Antara senang dan sedih ketika melihat orang tua mahasiswa berada di kampus. Senang karena orang tua ternyata masih menaruh perhatian kepada pendidikan anak mereka.
Sedih, karena kebanyakan mereka datang membawa permasalahan yang sedang dihadapi dan tidak dapat diselesaikan oleh anaknya sendiri.
Namun, ketika orangtua sudah masuk ke dalam ranah perkuliahan anak, yang tidak lain untuk membantu menyelesaikan permasalahan anaknya. Maka secara tidak langsung, kita (orangtua) justru menanamkan sikap mental ketergantungan anak kepada orangtua.
Biarkan mereka merasakan manis-pahit, jatuh bangun sendiri dalam mengarungi kehidupannya. Biarkan mahasiswa menyelesaikan permasalahannya sendiri.
Seorang mahasiswa, memang dituntut dan dilatih untuk hidup mandiri, mampu menyelesaikan permasalahnya sendiri tanpa ketergantungan dengan orang lain,termasuk orang tua.
Nanti, suatu saat pasti mereka akan menemukan jalan keluar. Dan saat mereka sudah menemukannya, maka pola pikir dan sikap kedewasaan sang anak (mahasiswa) akan muncul dan berkembang.

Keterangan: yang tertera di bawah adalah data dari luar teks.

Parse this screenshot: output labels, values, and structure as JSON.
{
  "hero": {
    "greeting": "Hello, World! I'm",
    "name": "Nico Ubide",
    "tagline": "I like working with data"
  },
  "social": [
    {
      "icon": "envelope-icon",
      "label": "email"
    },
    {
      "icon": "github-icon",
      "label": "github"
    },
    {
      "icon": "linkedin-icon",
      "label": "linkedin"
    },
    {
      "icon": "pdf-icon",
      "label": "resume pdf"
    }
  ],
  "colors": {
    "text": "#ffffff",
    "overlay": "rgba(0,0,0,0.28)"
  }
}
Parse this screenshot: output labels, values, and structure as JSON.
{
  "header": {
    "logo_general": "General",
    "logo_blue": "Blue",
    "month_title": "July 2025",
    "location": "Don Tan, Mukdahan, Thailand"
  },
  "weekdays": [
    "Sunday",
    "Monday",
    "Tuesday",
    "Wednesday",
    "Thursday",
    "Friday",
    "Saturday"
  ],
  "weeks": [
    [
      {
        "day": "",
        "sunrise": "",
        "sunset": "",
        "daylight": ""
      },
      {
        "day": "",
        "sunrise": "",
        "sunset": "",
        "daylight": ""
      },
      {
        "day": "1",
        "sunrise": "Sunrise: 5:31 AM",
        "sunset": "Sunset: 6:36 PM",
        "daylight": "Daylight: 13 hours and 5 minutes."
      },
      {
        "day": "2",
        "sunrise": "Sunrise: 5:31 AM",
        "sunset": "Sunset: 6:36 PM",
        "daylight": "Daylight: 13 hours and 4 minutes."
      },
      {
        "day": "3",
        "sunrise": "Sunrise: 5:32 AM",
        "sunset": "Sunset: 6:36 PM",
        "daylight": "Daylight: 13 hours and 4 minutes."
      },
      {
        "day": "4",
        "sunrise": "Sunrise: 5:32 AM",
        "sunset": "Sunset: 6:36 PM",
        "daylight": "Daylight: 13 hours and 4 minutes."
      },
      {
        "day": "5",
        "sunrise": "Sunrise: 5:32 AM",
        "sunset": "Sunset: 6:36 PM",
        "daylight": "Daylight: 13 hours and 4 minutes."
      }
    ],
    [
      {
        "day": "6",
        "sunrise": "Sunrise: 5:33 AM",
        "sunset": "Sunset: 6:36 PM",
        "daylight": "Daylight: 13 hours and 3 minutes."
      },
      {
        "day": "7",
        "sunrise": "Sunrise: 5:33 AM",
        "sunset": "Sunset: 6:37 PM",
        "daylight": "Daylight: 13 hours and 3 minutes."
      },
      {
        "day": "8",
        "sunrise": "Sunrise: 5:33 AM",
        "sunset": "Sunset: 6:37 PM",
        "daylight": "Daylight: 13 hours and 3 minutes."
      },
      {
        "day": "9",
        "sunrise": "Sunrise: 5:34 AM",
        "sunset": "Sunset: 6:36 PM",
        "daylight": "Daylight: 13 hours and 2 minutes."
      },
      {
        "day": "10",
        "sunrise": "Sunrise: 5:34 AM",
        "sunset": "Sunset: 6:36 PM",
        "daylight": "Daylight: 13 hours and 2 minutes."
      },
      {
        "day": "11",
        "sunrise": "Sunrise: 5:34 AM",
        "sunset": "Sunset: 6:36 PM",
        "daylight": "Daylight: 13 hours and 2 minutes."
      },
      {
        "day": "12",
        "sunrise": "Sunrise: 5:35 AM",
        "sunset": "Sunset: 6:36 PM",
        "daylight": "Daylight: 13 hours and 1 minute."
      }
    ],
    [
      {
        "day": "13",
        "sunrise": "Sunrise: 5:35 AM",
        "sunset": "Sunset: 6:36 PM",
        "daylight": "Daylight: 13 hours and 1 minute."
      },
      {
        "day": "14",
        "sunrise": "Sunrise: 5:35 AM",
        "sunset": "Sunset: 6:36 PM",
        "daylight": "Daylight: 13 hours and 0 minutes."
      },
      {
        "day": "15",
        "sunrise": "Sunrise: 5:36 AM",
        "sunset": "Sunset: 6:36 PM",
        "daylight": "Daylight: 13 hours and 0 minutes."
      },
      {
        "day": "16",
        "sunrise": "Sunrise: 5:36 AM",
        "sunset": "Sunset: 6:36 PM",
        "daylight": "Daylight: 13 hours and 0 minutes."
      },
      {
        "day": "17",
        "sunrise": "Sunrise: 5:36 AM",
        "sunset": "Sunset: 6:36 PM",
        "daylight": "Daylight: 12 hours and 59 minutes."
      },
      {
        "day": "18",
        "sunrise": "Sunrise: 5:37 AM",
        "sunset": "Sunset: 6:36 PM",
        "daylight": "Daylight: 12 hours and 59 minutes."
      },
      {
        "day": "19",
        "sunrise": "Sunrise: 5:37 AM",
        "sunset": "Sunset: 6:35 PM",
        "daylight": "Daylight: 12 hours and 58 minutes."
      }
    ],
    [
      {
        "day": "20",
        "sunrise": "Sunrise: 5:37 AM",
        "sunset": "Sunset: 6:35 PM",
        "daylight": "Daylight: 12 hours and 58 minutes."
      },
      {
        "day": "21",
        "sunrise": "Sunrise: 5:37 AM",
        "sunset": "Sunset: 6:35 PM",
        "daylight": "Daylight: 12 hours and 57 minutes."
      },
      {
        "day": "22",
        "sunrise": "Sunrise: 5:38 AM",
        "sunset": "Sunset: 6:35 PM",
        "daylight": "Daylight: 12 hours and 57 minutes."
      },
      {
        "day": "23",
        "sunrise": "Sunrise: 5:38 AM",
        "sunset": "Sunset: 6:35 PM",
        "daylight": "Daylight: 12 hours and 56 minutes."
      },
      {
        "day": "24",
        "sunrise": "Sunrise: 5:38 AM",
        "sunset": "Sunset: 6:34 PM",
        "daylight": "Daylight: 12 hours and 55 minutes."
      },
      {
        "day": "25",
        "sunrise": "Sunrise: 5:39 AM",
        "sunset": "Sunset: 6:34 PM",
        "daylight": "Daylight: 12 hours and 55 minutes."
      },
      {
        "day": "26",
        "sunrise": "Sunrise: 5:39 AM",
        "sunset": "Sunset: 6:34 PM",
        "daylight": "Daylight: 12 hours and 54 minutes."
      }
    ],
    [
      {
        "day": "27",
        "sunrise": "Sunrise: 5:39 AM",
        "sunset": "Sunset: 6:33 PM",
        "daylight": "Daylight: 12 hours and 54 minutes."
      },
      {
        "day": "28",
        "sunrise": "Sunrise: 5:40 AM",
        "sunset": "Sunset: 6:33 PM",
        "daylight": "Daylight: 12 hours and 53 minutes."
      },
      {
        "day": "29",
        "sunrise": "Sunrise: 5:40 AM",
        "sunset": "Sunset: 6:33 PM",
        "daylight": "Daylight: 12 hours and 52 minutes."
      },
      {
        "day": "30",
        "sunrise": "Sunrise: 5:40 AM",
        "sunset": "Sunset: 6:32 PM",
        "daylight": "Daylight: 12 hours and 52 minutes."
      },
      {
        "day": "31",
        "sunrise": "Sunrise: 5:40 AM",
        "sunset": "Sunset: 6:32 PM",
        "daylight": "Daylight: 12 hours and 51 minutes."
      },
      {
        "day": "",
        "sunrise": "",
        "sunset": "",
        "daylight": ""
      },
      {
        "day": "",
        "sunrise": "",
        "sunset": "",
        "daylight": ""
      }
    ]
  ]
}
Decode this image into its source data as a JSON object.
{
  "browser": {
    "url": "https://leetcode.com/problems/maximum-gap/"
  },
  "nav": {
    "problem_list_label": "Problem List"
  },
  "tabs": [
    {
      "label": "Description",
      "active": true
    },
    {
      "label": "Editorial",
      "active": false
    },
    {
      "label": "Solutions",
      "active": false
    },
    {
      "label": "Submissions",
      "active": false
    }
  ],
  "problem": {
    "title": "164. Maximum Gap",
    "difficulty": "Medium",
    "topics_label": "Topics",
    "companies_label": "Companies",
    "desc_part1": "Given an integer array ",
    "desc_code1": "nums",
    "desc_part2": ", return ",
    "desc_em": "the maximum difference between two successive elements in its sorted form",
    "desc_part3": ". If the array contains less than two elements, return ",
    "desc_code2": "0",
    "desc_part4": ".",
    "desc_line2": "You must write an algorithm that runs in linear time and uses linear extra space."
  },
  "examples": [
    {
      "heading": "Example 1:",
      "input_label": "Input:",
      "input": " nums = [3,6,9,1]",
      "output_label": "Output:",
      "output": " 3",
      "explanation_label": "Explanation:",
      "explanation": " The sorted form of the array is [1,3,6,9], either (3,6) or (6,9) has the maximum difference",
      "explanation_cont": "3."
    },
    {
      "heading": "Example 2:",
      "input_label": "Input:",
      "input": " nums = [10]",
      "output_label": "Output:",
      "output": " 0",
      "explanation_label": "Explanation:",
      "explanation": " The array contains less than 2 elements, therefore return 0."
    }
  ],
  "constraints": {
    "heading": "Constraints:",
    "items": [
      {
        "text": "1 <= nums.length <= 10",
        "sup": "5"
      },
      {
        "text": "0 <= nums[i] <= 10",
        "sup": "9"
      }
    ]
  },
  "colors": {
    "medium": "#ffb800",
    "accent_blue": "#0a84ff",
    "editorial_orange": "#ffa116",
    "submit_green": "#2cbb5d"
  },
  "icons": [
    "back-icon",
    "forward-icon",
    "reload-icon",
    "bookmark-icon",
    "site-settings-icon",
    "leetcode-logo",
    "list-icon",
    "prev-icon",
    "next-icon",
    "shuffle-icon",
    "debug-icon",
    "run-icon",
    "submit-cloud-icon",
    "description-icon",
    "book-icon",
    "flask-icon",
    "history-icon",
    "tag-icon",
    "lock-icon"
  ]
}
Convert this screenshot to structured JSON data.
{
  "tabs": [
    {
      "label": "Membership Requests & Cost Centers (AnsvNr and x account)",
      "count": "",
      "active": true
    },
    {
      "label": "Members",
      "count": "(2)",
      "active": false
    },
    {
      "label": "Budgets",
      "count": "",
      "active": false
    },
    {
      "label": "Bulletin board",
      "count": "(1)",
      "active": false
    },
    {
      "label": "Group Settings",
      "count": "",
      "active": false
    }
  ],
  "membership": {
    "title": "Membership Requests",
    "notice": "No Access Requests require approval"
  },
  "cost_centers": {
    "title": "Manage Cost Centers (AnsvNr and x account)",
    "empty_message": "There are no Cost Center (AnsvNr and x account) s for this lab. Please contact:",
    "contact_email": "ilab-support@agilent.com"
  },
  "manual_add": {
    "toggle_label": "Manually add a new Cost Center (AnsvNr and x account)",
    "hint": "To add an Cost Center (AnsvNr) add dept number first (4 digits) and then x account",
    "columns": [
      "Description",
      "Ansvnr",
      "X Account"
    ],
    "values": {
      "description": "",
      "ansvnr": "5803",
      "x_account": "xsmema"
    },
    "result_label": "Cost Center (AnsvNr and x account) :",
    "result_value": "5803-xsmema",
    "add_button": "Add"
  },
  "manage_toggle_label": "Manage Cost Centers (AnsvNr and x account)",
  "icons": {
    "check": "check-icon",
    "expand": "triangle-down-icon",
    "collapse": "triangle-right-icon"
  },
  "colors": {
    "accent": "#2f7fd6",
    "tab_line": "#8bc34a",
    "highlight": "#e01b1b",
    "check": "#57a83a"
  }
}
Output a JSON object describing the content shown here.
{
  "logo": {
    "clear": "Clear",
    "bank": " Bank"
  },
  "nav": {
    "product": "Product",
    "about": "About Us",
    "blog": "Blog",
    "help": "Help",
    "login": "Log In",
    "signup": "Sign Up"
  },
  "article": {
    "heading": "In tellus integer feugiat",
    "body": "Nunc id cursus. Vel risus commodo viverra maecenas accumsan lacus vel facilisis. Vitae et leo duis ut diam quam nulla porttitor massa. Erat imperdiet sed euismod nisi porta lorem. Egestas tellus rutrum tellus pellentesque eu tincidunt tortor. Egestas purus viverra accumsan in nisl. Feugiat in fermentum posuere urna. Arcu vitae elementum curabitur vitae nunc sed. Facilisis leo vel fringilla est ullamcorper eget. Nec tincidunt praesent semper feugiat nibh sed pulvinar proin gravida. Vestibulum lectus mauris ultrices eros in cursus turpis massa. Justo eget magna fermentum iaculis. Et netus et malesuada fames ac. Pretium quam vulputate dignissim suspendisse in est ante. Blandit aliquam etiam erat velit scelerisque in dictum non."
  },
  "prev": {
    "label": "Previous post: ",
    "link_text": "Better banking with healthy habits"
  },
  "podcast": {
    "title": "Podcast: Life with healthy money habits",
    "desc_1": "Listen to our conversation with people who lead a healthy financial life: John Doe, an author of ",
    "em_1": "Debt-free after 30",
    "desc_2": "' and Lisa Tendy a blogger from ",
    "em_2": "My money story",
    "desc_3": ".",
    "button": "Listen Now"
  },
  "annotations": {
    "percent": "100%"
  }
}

Orangtua yang datang ke kampus pun bermacam-macam alasannya. Mulai dari masalah akademik, finansi sampai hal yang bersifat pribadinya sang anak. “Kenapa sudah lama kuliah tidak kunjung selesai juga, Pak?” salah satu keluh kesah orangtua.
Tak jarang, mereka meminta agar kedatangan mereka ke kampus dirahasiakan dan tidak diberitahukan kepada anaknya. Ya, dengan harapan agar tidak membuat “malu” anaknya. Atau setidak-tidaknya agar anaknya merasa tidak sedang dimata-matai oleh orangtuanya.
Terkadang, karena anaknya kuliah di luar kota, dan tidak pernah pulang ke rumah (kecuali kalau libur lebaran), meskipun kuliah belum kelar namun ongkos bulanan masih lancar. Memang, walaupun tidak semua mahasiswa seperti itu.
Seperti kata pak Giri, hanya mahasiswa yang masihsiswa-lah yang memiliki permasalahan, namun tidak mampu untuk menyelesaikannya sendiri.
Dalam batin saya sendiri, timbul rasa kasihan dan iba kepada orangtua mahasiswa. Mengapa sudah segedhe sekarang ini, masih saja melibatkan orang tua.
Mengapa tidak henti-hentinya sang anak membuat repot orangtua. Sejak masih dalam kandungan, lahir menjadi bayi, dan tumbuh sebagai anak-anak yang lucu dan unyu-unyu, bahkan sampai dewasa (kuliah) masih saja orang tua yang harus bertindak.
Saya pribadi melihat, mahasiswa sekarang dengan mahasiswa zaman dulu sudah berbeda jauh. Bahkan, jauh sekali. Meskipun hidup dalam masa-masa sulit, namun hal itu tidak menghalangi niatnya untuk mencari ilmu.
Sekarang, meskipun fasilitas sudah relatif sangat bagus, sarana belajar pun tidak seperti dahulu. Namun belum saya liat antusiasme belajar seperti mahasiswa angkatan-angkatan dahulu.
Kembali pada orangtua mahasiswa. Pernah suatu ketika di selasar gedung, terlihat orang tua yang duduk sambil melihat dan meratapi print out hasil studi anaknya. “Mengapa ini bisa terjadi? Apa saya salah selama ini dalam mendidik anak?”, kira-kira seperti itu-mungkin-lamunan mereka yang aku tangkap lewat raut wajahnya.
Akhir kata, saya teringat akan pesan dari Prof. Rhenald Kasali disalahsatu buku “30 Paspor di Kelas Sang Profesor“. Kekangan orangtua terhadap sang anak bisa yang menjadikan sang anak tidak dapat leluasa bergerak. Kekangan disini tidak selalu diartikan hal-hal yang negatif.
Namun, kekangan bisa juga berupa fasilitas hidup, kenyamanan hidup yang menjadikan anak-anaknya tidak bisa beradaptasi dan berjuang menghadapi ganasnya kenyataan hidup.
Wahai orangtua, jangan kau kodi sayap anak-anakmu, lepaskan mereka supaya mampu terbang tinggi. Biarkan mereka menjadi rajawali di angkasa.
Sesekali biarkan mereka terjatuh lalu berdiri sendiri. Agar mereka dapat merasakan sakit dan getirnya hidup. Sehingga mampu menjadikan mereka berhati-hati tatkala terbang tinggi.